The tax on services will rise sharply from the current 14.5 per cent, including the recently imposed Swachh Bharat cess, to the GST rate. And while lower effective tax on the goods compared to over 25 per cent now should make up for this higher incidence of tax on services, that trade-off will depend on if the industry passes on the benefit of lower tax on goods to the consumers.
The government is in no position to ensure that this benefit is passed on. So, a starting low GST rate of 18 per cent is reasonable and one that the government should have no problem accepting. The same cannot be said for the demand that this be built into the Constitutional Amendment Bill, presumably to protect the consumer and industry against arbitrary increases in levy states at free will, like what happened in value-added tax (VAT) regime.
India has been through the frustrating experience of raising the FDI limit in case of insurance where the threshold is prescribed in the law. The Congress should know the pitfalls only too well. When UPA 1 came to power in 2004, the then-finance minister PChidambaram had proposed to raise FDI limit in the sector to 49 per cent from 26 per cent. He could not manage it then, or during UPA 2’s regime because the limit was built into the law, and the law couldn’t be changed for welldocumented reasons.
It took more than a decade to change that limit while that crucial sector was in desperate need for funds and insurance penetration remained abysmally low. It is only now that the first few deals raising foreign stakes in insurance to 49 per cent are beginning to come through.

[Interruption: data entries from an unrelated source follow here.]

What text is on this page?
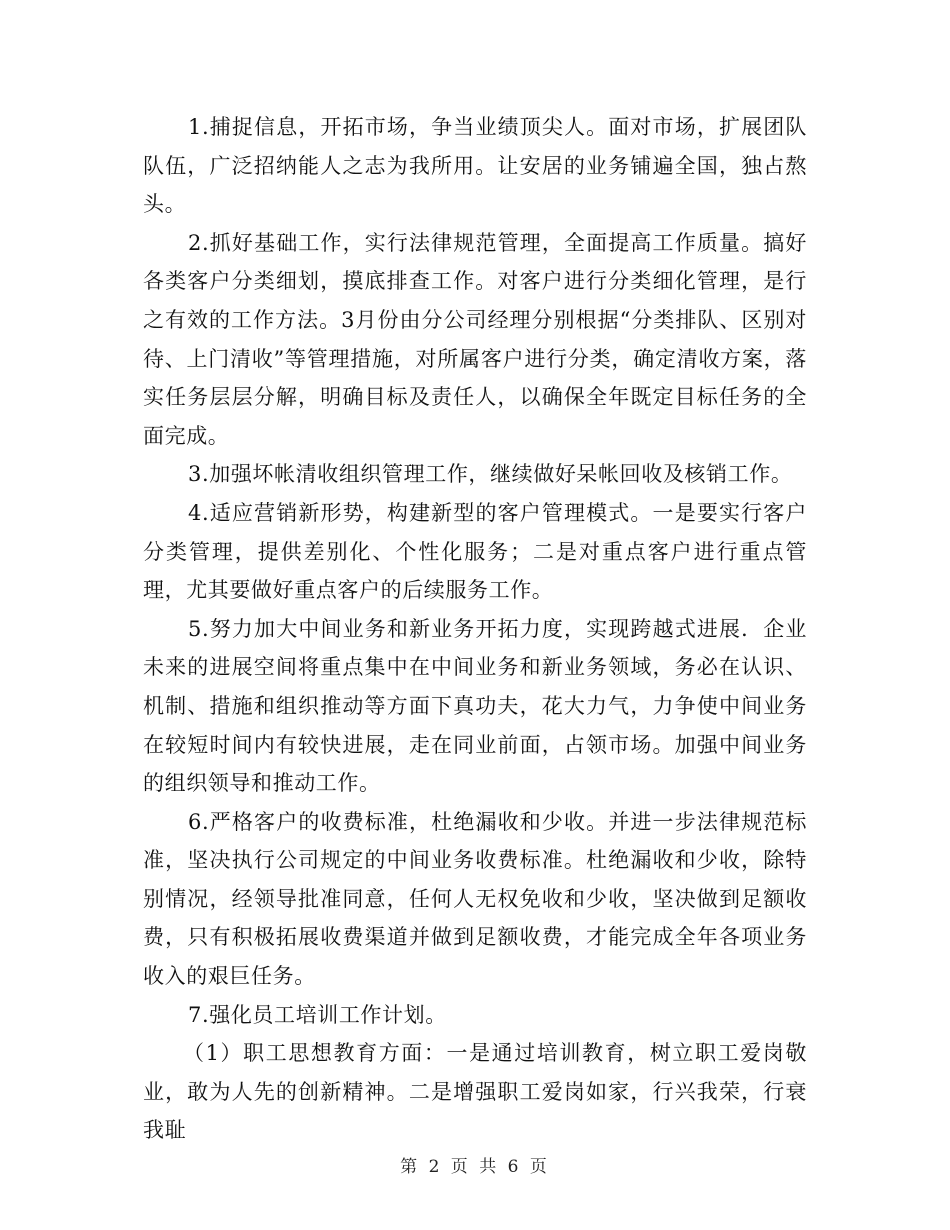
1.捕捉信息，开拓市场，争当业绩顶尖人。面对市场，扩展团队队伍，广泛招纳能人之志为我所用。让安居的业务铺遍全国，独占熬头。

2.抓好基础工作，实行法律规范管理，全面提高工作质量。搞好各类客户分类细划，摸底排查工作。对客户进行分类细化管理，是行之有效的工作方法。3月份由分公司经理分别根据“分类排队、区别对待、上门清收”等管理措施，对所属客户进行分类，确定清收方案，落实任务层层分解，明确目标及责任人，以确保全年既定目标任务的全面完成。

3.加强坏帐清收组织管理工作，继续做好呆帐回收及核销工作。

4.适应营销新形势，构建新型的客户管理模式。一是要实行客户分类管理，提供差别化、个性化服务；二是对重点客户进行重点管理，尤其要做好重点客户的后续服务工作。

5.努力加大中间业务和新业务开拓力度，实现跨越式进展．企业未来的进展空间将重点集中在中间业务和新业务领域，务必在认识、机制、措施和组织推动等方面下真功夫，花大力气，力争使中间业务在较短时间内有较快进展，走在同业前面，占领市场。加强中间业务的组织领导和推动工作。

6.严格客户的收费标准，杜绝漏收和少收。并进一步法律规范标准，坚决执行公司规定的中间业务收费标准。杜绝漏收和少收，除特别情况，经领导批准同意，任何人无权免收和少收，坚决做到足额收费，只有积极拓展收费渠道并做到足额收费，才能完成全年各项业务收入的艰巨任务。

7.强化员工培训工作计划。

（1）职工思想教育方面：一是通过培训教育，树立职工爱岗敬业，敢为人先的创新精神。二是增强职工爱岗如家，行兴我荣，行衰我耻

第 2 页 共 6 页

Does the Congress wish the same rigidity in the GST law? Raising the GST rate through a constitutional amendment that requires a two-thirds majority and further approval from the states will be enormously more difficult than the seemingly easier higher FDI limit in insurance.
How will the government respond to situations where it may need to raise the rates? What if during the working of the law, it is found that the 18 per cent rate is too low and the entire finances of the government come under strain? Besides, the VAT experience has shown that states are now also aware that differential rates do not work.
The Congress itself did not think of such a cap in the law when it was in the driving seat. The party has, in fact, repeatedly said it wants a good GST law. Then why is it insisting on this constitutional cap?
For sure, it is going to make things difficult for the government as states are not likely to agree to the limit because it will impinge on their constitutional right to tax. The objections on a1 per cent levy on supply of goods or interstate sales are, however, justified. The government would do well to accept that suggestion.
To be fair, the government itself has been pushed into having the levy reach a consensus with the states, namely, the manufacturing ones like Gujarat, Maharashtra and Tamil Nadu, that fear loss of revenue in the regime tilted in favour of consuming states.
That apprehension can be addressed though a strong compensation clause making it clear that states will be compensated for any loss of income for a period of five years.
The simple question that the Congress needs to ask itself is what kind of GST law it would have passed had it been in power. Or what kind of law would it want to inherit if it were to return to power. The answer to that is unlikely to be a law that has such rigidity built into the statute.
It’s time to take one step forward. Shortcomings — and there will be many — can be addressed as we go along. For that, we need a flexible law.